Дочка. Да уж, верно, не я. До того она мне надоела, сказать не могу. За ворота выйти нельзя — все соседи только про нее и говорят: «Ах, сиротка несчастная!», «Работница — золотые руки!», «Красавица — глаз не отвести!» А чем я хуже ее?

Мачеха. Что ты, доченька, по мне — ты лучше, а не хуже. Да только не всякий это разглядит. Ведь она хитрая — подольститься умеет. Тому поклонится, этому улыбнется. Вот и жалеют ее все: сиротка да сиротка. А чего ей, сиротке, не хватает? Платок свой я ей отдала, совсем хороший платок, и семи лет его не проносила, а потом разве что квашню укутывала. Башмачки твои позапрошлогодние донашивать ей позволила — жалко, что ли? А уж хлеба сколько на нее идет! Утром кусок, да за обедом краюшка, да вечером горбушка. Сколько это в год выйдет — посчитай-ка. Дней-то в году много! Другая бы не знала, как отблагодарить, а от этой слова не услышишь.

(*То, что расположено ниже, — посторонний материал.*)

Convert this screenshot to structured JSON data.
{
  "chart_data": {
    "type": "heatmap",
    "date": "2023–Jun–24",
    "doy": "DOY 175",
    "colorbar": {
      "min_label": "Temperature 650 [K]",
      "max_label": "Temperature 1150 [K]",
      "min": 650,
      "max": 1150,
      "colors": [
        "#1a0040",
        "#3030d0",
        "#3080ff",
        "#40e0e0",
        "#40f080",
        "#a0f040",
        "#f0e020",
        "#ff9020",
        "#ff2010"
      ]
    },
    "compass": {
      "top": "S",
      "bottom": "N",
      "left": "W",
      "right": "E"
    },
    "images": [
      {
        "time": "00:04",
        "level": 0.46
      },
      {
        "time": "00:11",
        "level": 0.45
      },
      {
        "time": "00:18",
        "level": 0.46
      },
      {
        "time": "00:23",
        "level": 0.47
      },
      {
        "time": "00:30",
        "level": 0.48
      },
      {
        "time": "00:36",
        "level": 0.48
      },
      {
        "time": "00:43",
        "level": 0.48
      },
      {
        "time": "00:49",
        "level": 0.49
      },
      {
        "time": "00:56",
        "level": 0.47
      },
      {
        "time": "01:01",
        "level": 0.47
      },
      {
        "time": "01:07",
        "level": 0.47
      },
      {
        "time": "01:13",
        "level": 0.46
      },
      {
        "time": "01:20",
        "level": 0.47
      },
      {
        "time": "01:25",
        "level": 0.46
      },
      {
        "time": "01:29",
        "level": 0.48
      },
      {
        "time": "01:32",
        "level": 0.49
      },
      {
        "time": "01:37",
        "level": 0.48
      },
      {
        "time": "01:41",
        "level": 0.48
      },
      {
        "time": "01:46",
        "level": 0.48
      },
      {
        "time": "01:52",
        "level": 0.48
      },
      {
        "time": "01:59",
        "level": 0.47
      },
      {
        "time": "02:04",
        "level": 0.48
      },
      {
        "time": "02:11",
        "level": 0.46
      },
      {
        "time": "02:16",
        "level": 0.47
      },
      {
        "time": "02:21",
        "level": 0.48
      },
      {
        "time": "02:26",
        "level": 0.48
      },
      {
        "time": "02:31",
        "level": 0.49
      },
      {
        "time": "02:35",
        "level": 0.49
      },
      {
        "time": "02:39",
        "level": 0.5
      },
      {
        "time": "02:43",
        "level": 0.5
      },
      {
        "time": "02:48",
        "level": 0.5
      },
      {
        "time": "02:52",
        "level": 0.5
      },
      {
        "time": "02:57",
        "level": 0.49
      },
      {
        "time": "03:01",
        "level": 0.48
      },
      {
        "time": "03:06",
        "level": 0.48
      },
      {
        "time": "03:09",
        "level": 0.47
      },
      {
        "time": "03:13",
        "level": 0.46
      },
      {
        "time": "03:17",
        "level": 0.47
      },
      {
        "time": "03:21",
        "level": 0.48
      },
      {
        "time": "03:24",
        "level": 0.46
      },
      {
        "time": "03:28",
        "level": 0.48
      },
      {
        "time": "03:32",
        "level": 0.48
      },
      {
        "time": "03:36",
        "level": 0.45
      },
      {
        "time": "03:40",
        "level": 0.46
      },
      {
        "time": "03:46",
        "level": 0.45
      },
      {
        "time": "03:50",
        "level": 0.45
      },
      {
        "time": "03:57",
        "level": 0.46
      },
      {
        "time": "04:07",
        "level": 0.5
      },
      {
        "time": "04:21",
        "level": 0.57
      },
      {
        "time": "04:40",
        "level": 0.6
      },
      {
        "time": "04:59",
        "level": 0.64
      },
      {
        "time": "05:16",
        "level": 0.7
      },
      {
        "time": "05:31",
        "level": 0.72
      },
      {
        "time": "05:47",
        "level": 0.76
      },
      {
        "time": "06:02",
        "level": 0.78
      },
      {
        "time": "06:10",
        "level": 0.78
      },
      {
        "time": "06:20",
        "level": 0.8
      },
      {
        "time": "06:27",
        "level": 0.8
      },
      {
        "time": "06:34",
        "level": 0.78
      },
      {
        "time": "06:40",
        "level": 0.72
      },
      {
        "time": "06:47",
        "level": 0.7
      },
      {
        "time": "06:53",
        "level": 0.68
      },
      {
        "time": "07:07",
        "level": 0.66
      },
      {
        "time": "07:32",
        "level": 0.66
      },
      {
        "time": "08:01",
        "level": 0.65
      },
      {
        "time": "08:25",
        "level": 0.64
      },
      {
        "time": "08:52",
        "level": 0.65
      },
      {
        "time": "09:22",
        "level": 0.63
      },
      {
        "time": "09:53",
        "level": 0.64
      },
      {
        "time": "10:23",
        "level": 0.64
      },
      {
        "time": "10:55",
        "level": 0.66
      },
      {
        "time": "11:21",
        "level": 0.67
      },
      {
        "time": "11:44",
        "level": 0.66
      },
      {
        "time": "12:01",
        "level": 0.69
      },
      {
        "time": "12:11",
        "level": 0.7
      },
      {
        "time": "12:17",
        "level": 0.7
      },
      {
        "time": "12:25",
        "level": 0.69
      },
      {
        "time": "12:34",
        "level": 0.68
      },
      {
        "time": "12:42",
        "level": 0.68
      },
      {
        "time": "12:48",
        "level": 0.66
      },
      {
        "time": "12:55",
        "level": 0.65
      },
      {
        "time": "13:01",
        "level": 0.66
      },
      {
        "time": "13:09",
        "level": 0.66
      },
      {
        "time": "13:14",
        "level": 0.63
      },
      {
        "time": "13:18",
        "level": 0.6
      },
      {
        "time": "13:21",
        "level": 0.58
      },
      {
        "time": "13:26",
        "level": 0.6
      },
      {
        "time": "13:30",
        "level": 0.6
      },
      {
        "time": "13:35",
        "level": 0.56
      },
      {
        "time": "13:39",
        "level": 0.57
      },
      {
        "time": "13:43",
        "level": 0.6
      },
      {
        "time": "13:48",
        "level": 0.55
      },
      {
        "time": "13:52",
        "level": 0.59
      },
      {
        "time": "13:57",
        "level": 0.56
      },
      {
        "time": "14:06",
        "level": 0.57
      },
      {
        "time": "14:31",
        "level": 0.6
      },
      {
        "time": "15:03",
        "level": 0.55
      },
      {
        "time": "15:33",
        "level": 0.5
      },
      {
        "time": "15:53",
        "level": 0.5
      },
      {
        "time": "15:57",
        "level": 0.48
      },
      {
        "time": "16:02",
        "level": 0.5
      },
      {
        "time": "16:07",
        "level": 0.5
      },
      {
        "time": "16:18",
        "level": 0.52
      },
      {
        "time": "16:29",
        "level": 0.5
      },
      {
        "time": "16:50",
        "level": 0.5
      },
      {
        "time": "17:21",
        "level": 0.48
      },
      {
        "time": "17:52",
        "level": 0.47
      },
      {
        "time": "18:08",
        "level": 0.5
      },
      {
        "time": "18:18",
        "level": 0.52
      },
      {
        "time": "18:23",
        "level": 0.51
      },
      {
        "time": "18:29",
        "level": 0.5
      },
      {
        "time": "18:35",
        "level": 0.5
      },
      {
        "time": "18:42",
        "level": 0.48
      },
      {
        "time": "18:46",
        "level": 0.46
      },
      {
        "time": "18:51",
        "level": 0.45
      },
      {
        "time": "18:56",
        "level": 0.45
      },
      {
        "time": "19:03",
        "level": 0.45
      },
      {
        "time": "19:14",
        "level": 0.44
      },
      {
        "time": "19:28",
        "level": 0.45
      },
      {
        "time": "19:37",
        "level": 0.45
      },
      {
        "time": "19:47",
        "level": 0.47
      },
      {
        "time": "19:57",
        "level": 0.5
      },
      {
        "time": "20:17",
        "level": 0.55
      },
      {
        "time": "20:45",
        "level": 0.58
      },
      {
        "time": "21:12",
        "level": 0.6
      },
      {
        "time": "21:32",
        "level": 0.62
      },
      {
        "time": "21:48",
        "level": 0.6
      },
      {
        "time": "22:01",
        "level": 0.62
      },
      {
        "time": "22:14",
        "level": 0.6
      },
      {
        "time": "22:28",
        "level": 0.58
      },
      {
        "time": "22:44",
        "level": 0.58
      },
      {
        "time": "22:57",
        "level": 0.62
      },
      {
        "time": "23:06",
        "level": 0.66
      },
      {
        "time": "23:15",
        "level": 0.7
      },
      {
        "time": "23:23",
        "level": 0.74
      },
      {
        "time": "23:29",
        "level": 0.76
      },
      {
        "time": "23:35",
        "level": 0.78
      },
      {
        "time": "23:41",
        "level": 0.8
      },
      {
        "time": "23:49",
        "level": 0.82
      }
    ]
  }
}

Дочка. Ну вот, пусть и сходит в лее. Дадим ей корзину побольше, что я для себя выбрала.

Мачеха. Что ты, доченька! Эта корзина новая, недавно куплена. Ищи ее потом в лесу. Вон ту дадим, — и пропадет, так не жалко.

Дочка. Да уж больно мала!

Входит падчерица. Платок ее весь засыпан снегом. Она снимает платок и стряхивает, потом подходит к печке и греет руки.

Мачеха. Что, на дворе метет?

Падчерица. Так метет, что ни земли, ни неба не видать. Словно по облакам идешь. Еле до дому добралась.

Мачеха. На то и зима, чтобы метель мела.

Падчерица. Нет, такой вьюги за целый год не было, да и не будет.

Дочка. А ты почем знаешь, что не будет?

Падчерица. Да ведь нынче последний день в году!

Дочка. Вон как! Видно, ты не очень замерзла, если загадки загадываешь. Ну что, отдохнула, обогрелась? Надо тебе еще кое-куда сбегать.

Падчерица. Куда же это, далеко?

Мачеха. Не так уж близко, да и недалеко.

Дочка. В лес!

Падчерица. В лес? Зачем? Я хворосту много привезла, на неделю хватит.

Дочка. Да не за хворостом, а за подснежниками!

Падчерица (смеясь). Вот разве что за подснежниками — в такую вьюгу! А я-то сразу и не поняла, что ты шутишь. Испугалась. Нынче и пропасть не мудрено — так и кружит, так и валит с ног.

Дочка. А я не шучу. Ты что, про указ не слыхала?

Падчерица. Нет.

Дочка. Ничего-то ты не слышишь, ничего не знаешь! По всему городу про это говорят. Тому, кто нынче подснежников наберет, королева целую корзину золота даст, шубку на седой лисе пожалует и в своих санях кататься позволит.

Падчерица. Да какие же теперь подснежники — ведь зима…

Мачеха. Весной-то за подснежники не золотом платят, а медью!

Дочка. Ну, что там разговаривать! Вот тебе корзинка.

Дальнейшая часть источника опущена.